As previously mentioned, there are certainly drawbacks to being backed against a wall. While intentionally placing your back to a wall might not seem like the brightest idea, it can be beneficial, depending on the circumstances.
For instance, one distinct advantage of having your back to a wall is that you don't have to worry about "checking your six". In other words, no one can attack from your six o'clock position, or directly behind you. This is something to keep in mind when you are dealing with two or more suspects who are trying to flank you.
Braced forearm choke
When a suspect shoves you up against a wall and thrusts his firearm across your trachea, it's "go time!" If you hesitate, one of two things is likely to happen, neither or which are good. You can bet that the suspect will either punch you in the face with his other hand (this would suck because your head has no place to go and would absorb the full force of the blow) or he will continue to apply pressure in attempt to render you unconscious.
The moment you find yourself in this predicament, rather than rely on some complicated technique consisting of several steps, consider this response.
Take advantage of the built in lever created by the configuration of the suspect's arm. Grab the suspect's wrist and pull down while simultaneously thrusting your palm upward to drive his elbow up. This will not only break the hold but will compromise the suspect's balance and place you in an advantageous position, on the outside of the suspect's arm. From there, you could strike the suspect or simply shove him away to achieve a more dominant position and draw a weapon to help tilt the odds in your favor.
From the clinch position
If a suspect grabs hold of you and shoves you against a wall while clinched, you should immediately step to the outside of the suspect's leg and pull him toward you as you step behind yourself to "open the gate" or create a void for the suspect to move into. This will allow you to slam the suspect against the wall. This should disoriented him momentarily, affording you the opportunity to create distance and assess the situation from a position of relative safety.
In-holster gun grab
Too often officers practice gun retention in a very unrealistic manner, with their training partner laxly grabbing hold of the gun with one or both hands. This is in stark contrast to the dynamics of a real disarm attempt, which would involve the suspect latching on to your gun with a "death grip" and trying like hell to remove it from your holster.

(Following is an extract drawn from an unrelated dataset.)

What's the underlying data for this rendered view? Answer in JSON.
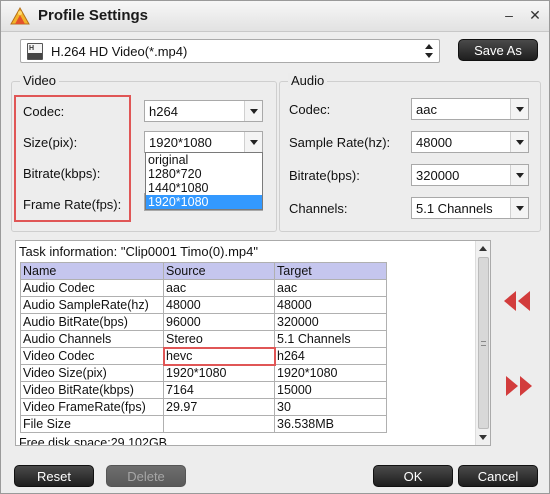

Against this type of realistic pressure, you're likely to find yourself with your back to a wall, with the suspect's shoulder tight against your chest. Ironically, many traditional gun retention techniques are rendered useless when the suspect's body is positioned in this manner and your being pressed against a wall. There just isn't enough room to execute many of these techniques from this position.
If the suspect grabs your holstered handgun and drives you into a wall, his body weight would be concentrated on your gun side. This anchors you to the wall and can keep prevent you from moving. This is a potentially deadly situation because when you are still, the suspect has a much better chance of defeating the safety mechanisms on your holster and disarming you.
A viable tactic to use in this scenario is to immediately clamp down on the suspect's wrist and apply downward pressure to keep your gun in the holster. Then you can take advantage of the orientation of the suspect's body by pivoting on the balls of your feet toward your gun and using the exterior of your other arm to pry the suspect off of your gun. At the same time, step behind yourself with your gun side leg. This will probably force the suspect to release his grip on your gun and send him crashing into the wall. Ironically, the fact that the suspect is applying pressure to one side of your body enables you to execute this tactic with relative ease. If the suspect still maintains his grip on your gun, you have at least distracted him and created enough distance to execute a gun retention technique.
Hopefully, you recognize the need to train with your back to a wall. It's not a topic that is addressed nearly enough in most defensive tactics training programs. However, when you consider that there are walls just about everywhere and that any type of realistic attack is going to involve the suspect pressuring you, it's a skill set that you simply must posses.
Find a wall and a willing training partner and experiment with the techniques and tactics advocated in this article. It's important to find what works for you before your back is against the wall!
Always have a plan B. Never give up!